Role for acromioplasty remains
The decision by some commercial payers to deem subacromial decompression “not medically necessary” means this surgical treatment is no longer an option for some of my patients. I think this sets a dangerous precedent. Most surgeons would agree subacromial decompression is not necessary for all or even most patients. However, it appears the position held by some payers is that this procedure is never beneficial, at least not to their bottom line. This is not a new or experimental procedure. It is a procedure that has been vetted and valued by the AMA CPT editorial panel and performed for decades by expert shoulder surgeons.
Critical examination of the literature demonstrates there is still a role for subacromial decompression in my practice. For example, in bursal-sided tears with adjacent subacromial spurring, massive rotator cuff tears or patients with critical shoulder angle greater than 35°. It is the duty of the provider to examine the literature, apply it to their individual technique and identify subsets of patients in whom this procedure is medically indicated.We have more than 20 years of literature supporting improved outcomes, and the more recent level-1 studies comparing subacromial decompression to treatment options like physical therapy or simple bursectomy, show improved pain and functional outcomes in both study arms. In other words, it’s not that the literature demonstrates that subacromial decompression doesn’t work; it’s that it doesn’t work better than other less costly or invasive procedures for most patients. So, we are responsible for identifying the patients who fail conservative treatments or fall outside of the statistical trends presented in the literature. This is evidence-based practice.

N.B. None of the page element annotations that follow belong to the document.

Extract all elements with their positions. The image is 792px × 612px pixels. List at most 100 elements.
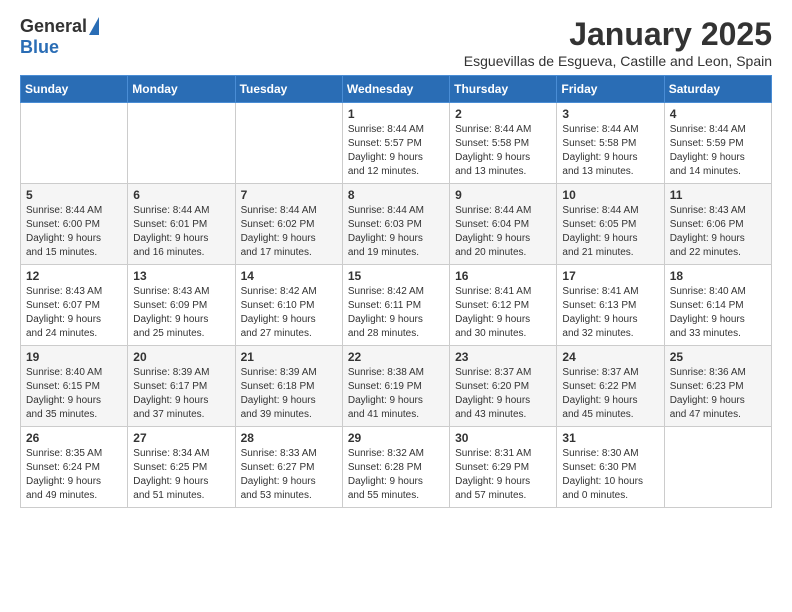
day-info: Sunrise: 8:43 AM Sunset: 6:06 PM Dayligh… — [670, 204, 766, 260]
day-info: Sunrise: 8:43 AM Sunset: 6:09 PM Dayligh… — [133, 285, 229, 341]
weekday-header-friday: Friday — [557, 76, 664, 103]
calendar-cell: 1 Sunrise: 8:44 AM Sunset: 5:57 PM Daylig… — [342, 103, 449, 184]
day-info: Sunrise: 8:33 AM Sunset: 6:27 PM Dayligh… — [241, 447, 337, 503]
day-info: Sunrise: 8:41 AM Sunset: 6:13 PM Dayligh… — [562, 285, 658, 341]
calendar-cell: 12 Sunrise: 8:43 AM Sunset: 6:07 PM Dayli… — [21, 265, 128, 346]
day-number: 18 — [670, 269, 766, 283]
day-number: 2 — [455, 107, 551, 121]
calendar-cell: 27 Sunrise: 8:34 AM Sunset: 6:25 PM Dayli… — [128, 427, 235, 508]
calendar-cell: 16 Sunrise: 8:41 AM Sunset: 6:12 PM Dayli… — [450, 265, 557, 346]
day-number: 27 — [133, 431, 229, 445]
weekday-header-saturday: Saturday — [664, 76, 771, 103]
day-info: Sunrise: 8:44 AM Sunset: 6:01 PM Dayligh… — [133, 204, 229, 260]
day-info: Sunrise: 8:31 AM Sunset: 6:29 PM Dayligh… — [455, 447, 551, 503]
day-number: 21 — [241, 350, 337, 364]
day-info: Sunrise: 8:34 AM Sunset: 6:25 PM Dayligh… — [133, 447, 229, 503]
day-info: Sunrise: 8:44 AM Sunset: 6:05 PM Dayligh… — [562, 204, 658, 260]
calendar-cell: 13Sunrise: 8:43 AM Sunset: 6:09 PM Dayli… — [128, 265, 235, 346]
calendar-cell: 4 Sunrise: 8:44 AM Sunset: 5:59 PM Daylig… — [664, 103, 771, 184]
calendar-cell: 26 Sunrise: 8:35 AM Sunset: 6:24 PM Dayli… — [21, 427, 128, 508]
day-number: 3 — [562, 107, 658, 121]
day-info: Sunrise: 8:43 AM Sunset: 6:07 PM Dayligh… — [26, 285, 122, 341]
day-number: 8 — [348, 188, 444, 202]
calendar-week-row: 1 Sunrise: 8:44 AM Sunset: 5:57 PM Daylig… — [21, 103, 772, 184]
day-number: 9 — [455, 188, 551, 202]
day-number: 12 — [26, 269, 122, 283]
calendar-cell: 14Sunrise: 8:42 AM Sunset: 6:10 PM Dayli… — [235, 265, 342, 346]
calendar-cell: 29 Sunrise: 8:32 AM Sunset: 6:28 PM Dayli… — [342, 427, 449, 508]
location-subtitle: Esguevillas de Esgueva, Castille and Leo… — [464, 53, 772, 69]
day-info: Sunrise: 8:38 AM Sunset: 6:19 PM Dayligh… — [348, 366, 444, 422]
day-number: 1 — [348, 107, 444, 121]
day-number: 19 — [26, 350, 122, 364]
calendar-week-row: 5Sunrise: 8:44 AM Sunset: 6:00 PM Daylig… — [21, 184, 772, 265]
calendar-cell: 21Sunrise: 8:39 AM Sunset: 6:18 PM Dayli… — [235, 346, 342, 427]
day-info: Sunrise: 8:44 AM Sunset: 5:57 PM Dayligh… — [348, 123, 444, 179]
calendar-cell: 2Sunrise: 8:44 AM Sunset: 5:58 PM Daylig… — [450, 103, 557, 184]
logo: General Blue — [20, 16, 99, 58]
calendar-table: SundayMondayTuesdayWednesdayThursdayFrid… — [20, 75, 772, 508]
day-info: Sunrise: 8:41 AM Sunset: 6:12 PM Dayligh… — [455, 285, 551, 341]
day-info: Sunrise: 8:39 AM Sunset: 6:17 PM Dayligh… — [133, 366, 229, 422]
page: General Blue January 2025 Esguevillas de… — [0, 0, 792, 528]
day-number: 23 — [455, 350, 551, 364]
weekday-header-monday: Monday — [128, 76, 235, 103]
day-info: Sunrise: 8:30 AM Sunset: 6:30 PM Dayligh… — [562, 447, 658, 503]
day-info: Sunrise: 8:40 AM Sunset: 6:14 PM Dayligh… — [670, 285, 766, 341]
calendar-cell: 8 Sunrise: 8:44 AM Sunset: 6:03 PM Daylig… — [342, 184, 449, 265]
calendar-cell — [664, 427, 771, 508]
calendar-cell: 24Sunrise: 8:37 AM Sunset: 6:22 PM Dayli… — [557, 346, 664, 427]
day-info: Sunrise: 8:44 AM Sunset: 6:03 PM Dayligh… — [348, 204, 444, 260]
calendar-cell: 22 Sunrise: 8:38 AM Sunset: 6:19 PM Dayli… — [342, 346, 449, 427]
day-number: 14 — [241, 269, 337, 283]
calendar-cell: 3 Sunrise: 8:44 AM Sunset: 5:58 PM Daylig… — [557, 103, 664, 184]
calendar-cell: 7 Sunrise: 8:44 AM Sunset: 6:02 PM Daylig… — [235, 184, 342, 265]
calendar-cell: 25 Sunrise: 8:36 AM Sunset: 6:23 PM Dayli… — [664, 346, 771, 427]
weekday-header-tuesday: Tuesday — [235, 76, 342, 103]
day-info: Sunrise: 8:44 AM Sunset: 5:59 PM Dayligh… — [670, 123, 766, 179]
day-info: Sunrise: 8:40 AM Sunset: 6:15 PM Dayligh… — [26, 366, 122, 422]
day-info: Sunrise: 8:44 AM Sunset: 6:04 PM Dayligh… — [455, 204, 551, 260]
day-info: Sunrise: 8:37 AM Sunset: 6:22 PM Dayligh… — [562, 366, 658, 422]
calendar-cell: 9 Sunrise: 8:44 AM Sunset: 6:04 PM Daylig… — [450, 184, 557, 265]
day-number: 30 — [455, 431, 551, 445]
logo-blue-text: Blue — [20, 37, 59, 58]
calendar-cell: 23 Sunrise: 8:37 AM Sunset: 6:20 PM Dayli… — [450, 346, 557, 427]
title-block: January 2025 Esguevillas de Esgueva, Cas… — [464, 16, 772, 69]
day-number: 22 — [348, 350, 444, 364]
calendar-cell: 20Sunrise: 8:39 AM Sunset: 6:17 PM Dayli… — [128, 346, 235, 427]
day-number: 28 — [241, 431, 337, 445]
day-info: Sunrise: 8:44 AM Sunset: 5:58 PM Dayligh… — [562, 123, 658, 179]
calendar-cell: 11Sunrise: 8:43 AM Sunset: 6:06 PM Dayli… — [664, 184, 771, 265]
day-number: 6 — [133, 188, 229, 202]
day-number: 7 — [241, 188, 337, 202]
day-info: Sunrise: 8:44 AM Sunset: 6:02 PM Dayligh… — [241, 204, 337, 260]
calendar-cell: 30 Sunrise: 8:31 AM Sunset: 6:29 PM Dayli… — [450, 427, 557, 508]
calendar-cell — [21, 103, 128, 184]
day-info: Sunrise: 8:32 AM Sunset: 6:28 PM Dayligh… — [348, 447, 444, 503]
day-info: Sunrise: 8:42 AM Sunset: 6:11 PM Dayligh… — [348, 285, 444, 341]
calendar-cell: 10 Sunrise: 8:44 AM Sunset: 6:05 PM Dayli… — [557, 184, 664, 265]
day-number: 15 — [348, 269, 444, 283]
calendar-week-row: 12 Sunrise: 8:43 AM Sunset: 6:07 PM Dayli… — [21, 265, 772, 346]
day-number: 29 — [348, 431, 444, 445]
calendar-cell: 5Sunrise: 8:44 AM Sunset: 6:00 PM Daylig… — [21, 184, 128, 265]
day-info: Sunrise: 8:35 AM Sunset: 6:24 PM Dayligh… — [26, 447, 122, 503]
day-number: 16 — [455, 269, 551, 283]
weekday-header-sunday: Sunday — [21, 76, 128, 103]
day-info: Sunrise: 8:36 AM Sunset: 6:23 PM Dayligh… — [670, 366, 766, 422]
day-number: 17 — [562, 269, 658, 283]
day-number: 4 — [670, 107, 766, 121]
calendar-cell: 17 Sunrise: 8:41 AM Sunset: 6:13 PM Dayli… — [557, 265, 664, 346]
day-number: 31 — [562, 431, 658, 445]
logo-general-text: General — [20, 16, 87, 37]
calendar-week-row: 26 Sunrise: 8:35 AM Sunset: 6:24 PM Dayli… — [21, 427, 772, 508]
calendar-cell: 19 Sunrise: 8:40 AM Sunset: 6:15 PM Dayli… — [21, 346, 128, 427]
day-number: 25 — [670, 350, 766, 364]
calendar-week-row: 19 Sunrise: 8:40 AM Sunset: 6:15 PM Dayli… — [21, 346, 772, 427]
calendar-cell: 31 Sunrise: 8:30 AM Sunset: 6:30 PM Dayli… — [557, 427, 664, 508]
day-info: Sunrise: 8:37 AM Sunset: 6:20 PM Dayligh… — [455, 366, 551, 422]
day-number: 26 — [26, 431, 122, 445]
day-number: 10 — [562, 188, 658, 202]
weekday-header-row: SundayMondayTuesdayWednesdayThursdayFrid… — [21, 76, 772, 103]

We have a payment policy that impacts clinical decision-making. Stakeholders on the payment side may argue the procedure is overutilized. If payers want to develop their own clinical practice guidelines to compare surgeons’ performance, it is their prerogative. However, it is inappropriate to create sweeping payment policies that impact the care of the individual patient. This is not a procedure I routinely perform during every shoulder arthroscopy, but, when I think it is medically indicated, it should be an option for my patients.
Eric M. Stiefel, MD, is with Valdosta Orthopaedic Associates in Valdosta, Georgia.